Page 41 of Steamy Ever After

When Declan went up to bed, I sensed he was still pissed off at me. And I made my mother cry. Shit. I made my mother cry.

I think I have a problem.

It's up to me to fix this.

It always has been.

Fixing it when I was younger meant being the perfect kid. Keeping the stress low when my parents argued and when my father left.

It was easier when I was a kid, I think. Good grades. Not doing things other kids did to get into trouble. I remember right before my dad left. It was a Friday night. I was twelve; almost thirteen. He said "No friends to hang with on a Friday night, huh kid? I guess that's because you're such a nerd." It was the first time I remember being consumed by anger. It raged through me like an inferno. "It's because they're all out drinking, and I don't want to be like you!" He left shortly after that. I blamed myself. Was it because of what I said?

The memory is bittersweet.

After he was gone, I felt the pressure to be perfect more than ever. I helped my brother keep his room clean. I took out the trash. Hell, as a thirteen-year-old I did the family's laundry. As long as I made Mom happy ...

Some days, the compulsion was so strong, I'd wait until no one was home, and I'd scream.

Now, I get angry because the screams are on the inside of me.

I've got to figure all this out. I have only a few days to tell Mom what's going on, propose to Lacey, and ask Declan if he'll stand for me as best man. Declan having Marisol here is going to bite into the time I want to spend with my brother. Her presence is going to chip away at events I had planned for me and Lacey that would lead up to the grand finale of proposing at sunset on the beach. Jesus. Is it too much to ask, that after all these years of trying to be everyone's perfect everything, to just want something to go perfect for me?

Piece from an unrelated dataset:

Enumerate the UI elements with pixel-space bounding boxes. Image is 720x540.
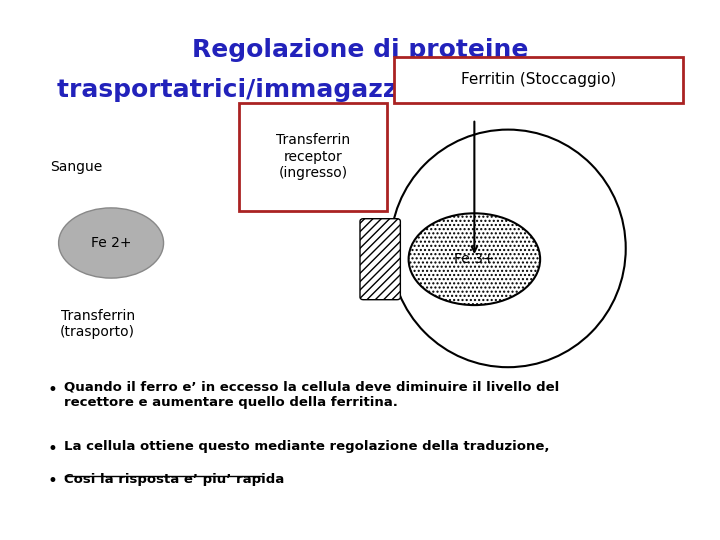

I stand on the beach staring out at the crashing waves as the sun begins to breach the horizon. The weight of responsibility feels heavier than ever. The smooth, cool sand beneath my feet offers me no solace as my thoughts swirl with frustration and regret. As I watch the water crash against the shore, a sense of desperation washes over me. I long for a moment of true peace where I don't overthink every thought. I hoped this week would provide a sliver of happiness that was solely mine and Lacey's. The meticulously planned details, all aiming for perfection, are, what I thought, would bring true happiness my way. As always seems to happen, the unexpected thwarted my plans. Thank God I have a woman who seems to find joy in the unexpected. Lacey is everything I dreamed of finding in a partner, and so much more than I deserve.

"Good morning." A gentle hand touches my shoulder. Turning, I see Lacey her skin aglow with the warmth of morning light.

"Good morning. How'd you sleep?"

"Not as well as I hoped I would. How about you?"

"Not well at all," I confess.

"Want to talk about it?" Concern shows in her eyes. She sits facing the ocean and I follow suit. When I'm beside her she touches my thigh with a comforting hand.

"I think I'm just rehashing everything from yesterday. I'm a little mad at myself. Probably as much as I was at Declan.”

"I’m sorry." Her hoarse whisper touches my heart.

"You have nothing to be sorry for. It's me. I mull things over and over until my head hurts and words feel inadequate to mend the rift between us.” Her eyes turn soft with understanding.

"Yesterday was yesterday. One thing I know about you is when things haven’t gone as planned in your eyes, it messes you up. The thing is, what are you going to do about it?"

"What do you mean?"

"I think the solution is, maybe, instead of trying to make things perfect, you focus on living in the moment.

"I don't know if that's possible."

"I think it is. But I don't think you can do it alone."

I can't decipher if she's offering her own help, or proposing someone else's and, if that's the case, I don't want any part of it.

"If you can lower that machismo force field you surround yourself with, you can get someone to help."

That all too familiar guard she's talking about comes around me like a bad habit. "What kind of someone?"

She purses her lips. "You know I'm suggesting counseling—and before you completely rule it out, I'll go with you."

I scoff at the idea. The thought of exposing my frailties to a stranger makes me twitchy. "I'm fine," I state my answer and look away.